Wearable electronics have exploded in the past year. Countless small devices are now on the market for not only fitness tracking, but posture improvement, sunscreen reminders, muscle-sensing gesture control, and much more. As technology on the body becomes more pervasive than ever, having open source tools for developing wearable technology is more important than ever, so that we can create the future of fashion tech while maintaining data privacy of biometric sensor data.
Adafruit makes open source hardware parts, tutorials, and source code for creating your own DIY electronics projects. Here are our favorite open source wearable products and projects from 2015.
FLORA v2 (and Getting Started with Adafruit FLORA)
The FLORA wearable microcontroller got a hardware upgrade this year, adding a micro USB port and onboard programmable NeoPixel for prototyping color-changing, Arduino-compatible code before ever connecting it up with conductive thread or wire. 2015 also brought Getting Started with Adafruit FLORA, the beginner's guide to wearable microcontroller projects.
The book covers the basics of the FLORA family of parts, tools, and techniques, and three projects to get you started, including textile switches, dance-activated lights, and a DIY GPS watch. There's a FLORA Book Pack available with parts used in the book, and more for building the dozens of other open source FLORA tutorials available on the Adafruit Learning System.
SMSsenger bag with FLORA + FONA
One recent project made with FLORA is the SMSsenger Bag—an addressable LED matrix displaying text messages it receives to its onboard FONA open source cell phone module. Developing wearable devices that communicate wirelessly is tremendously fun and rewarding, and the open source Arduino libraries for FONA and NeoPixels make it simple for beginners, students, and hobbyists to get started creating personal area network wearables.
FLORA Bluefruit LE Module (and Bluefruit LE Connect for iOS/Android)
On the topic of networked wearables, the FLORA Bluefruit LE debuted in 2015. This sewable Bluetooth low energy module makes it easy to connect wearables to your phone or tablet for controlling, for example, the color of the LEDs in your dress, and also pushing sensor data to cloud services like adafruit.io. Build around the Nordic nRF51822, the FLORA Bluefruit LE module can also act as an HID keyboard or UriBeacon. The Bluefruit family of boards works great with the (also open source) Adafruit Bluefruit LE Connect apps for Android and iOS.
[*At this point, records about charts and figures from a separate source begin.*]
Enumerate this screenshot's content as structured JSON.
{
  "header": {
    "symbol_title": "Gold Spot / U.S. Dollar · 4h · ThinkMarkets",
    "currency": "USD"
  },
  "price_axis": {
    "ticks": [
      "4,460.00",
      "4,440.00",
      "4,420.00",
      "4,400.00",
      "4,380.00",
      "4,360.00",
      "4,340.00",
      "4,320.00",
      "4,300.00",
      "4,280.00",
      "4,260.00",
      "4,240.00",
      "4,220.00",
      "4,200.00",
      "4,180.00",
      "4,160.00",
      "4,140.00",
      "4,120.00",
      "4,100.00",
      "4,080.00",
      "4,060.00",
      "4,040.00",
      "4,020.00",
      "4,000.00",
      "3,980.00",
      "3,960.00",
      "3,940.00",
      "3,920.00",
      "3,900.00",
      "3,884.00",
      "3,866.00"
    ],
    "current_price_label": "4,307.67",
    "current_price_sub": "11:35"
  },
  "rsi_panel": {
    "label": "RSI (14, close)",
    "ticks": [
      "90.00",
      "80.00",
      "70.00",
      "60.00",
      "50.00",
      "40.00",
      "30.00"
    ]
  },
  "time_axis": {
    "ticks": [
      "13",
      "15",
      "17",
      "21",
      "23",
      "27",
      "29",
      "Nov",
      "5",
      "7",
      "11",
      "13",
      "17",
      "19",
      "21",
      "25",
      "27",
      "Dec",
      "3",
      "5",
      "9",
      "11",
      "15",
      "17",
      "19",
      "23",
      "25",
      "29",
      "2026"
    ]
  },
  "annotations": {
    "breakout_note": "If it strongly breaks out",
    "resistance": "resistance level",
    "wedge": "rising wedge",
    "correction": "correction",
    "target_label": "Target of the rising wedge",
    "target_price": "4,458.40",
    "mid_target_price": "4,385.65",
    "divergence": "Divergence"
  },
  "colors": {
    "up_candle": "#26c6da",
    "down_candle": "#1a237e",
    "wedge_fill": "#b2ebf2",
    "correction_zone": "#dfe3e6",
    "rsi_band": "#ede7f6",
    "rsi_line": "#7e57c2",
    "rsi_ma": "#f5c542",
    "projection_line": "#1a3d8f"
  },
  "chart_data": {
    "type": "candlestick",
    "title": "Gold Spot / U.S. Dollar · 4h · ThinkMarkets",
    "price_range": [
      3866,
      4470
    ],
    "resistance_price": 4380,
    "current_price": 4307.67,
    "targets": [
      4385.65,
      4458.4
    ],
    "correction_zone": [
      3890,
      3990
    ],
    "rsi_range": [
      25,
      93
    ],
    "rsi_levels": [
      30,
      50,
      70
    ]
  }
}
Zac Posen "Made with Code" dress
This year, Google teamed up with Zac Posen as part of their Made with Code initiative to create an LED dress with animating patterns coded by girls all over the world. Maddy Maxey helped bring the dress to life and documented its hardware construction (using FLORA and NeoPixels) in an Instructable about the project, which debuted on the runway of New York Fashion Week.
Arduino GEMMA
FLORA's not the only board that saw a makeover this year—its little sister GEMMA got a micro USB port and on/off switch and debuted its new blue cousin, the official Arduino GEMMA. This tiny board built around the ATtiny85 microcontroller can control NeoPixels, read simple sensors, and is small and low-cost enough to easily embed in wearables projects. While you can get GEMMA v2 in Adafruit or Arduino flavors, the official partnership provides native support for Arduino GEMMA in the Arduino software IDE, boxed packaging, and best of all supports Arduino.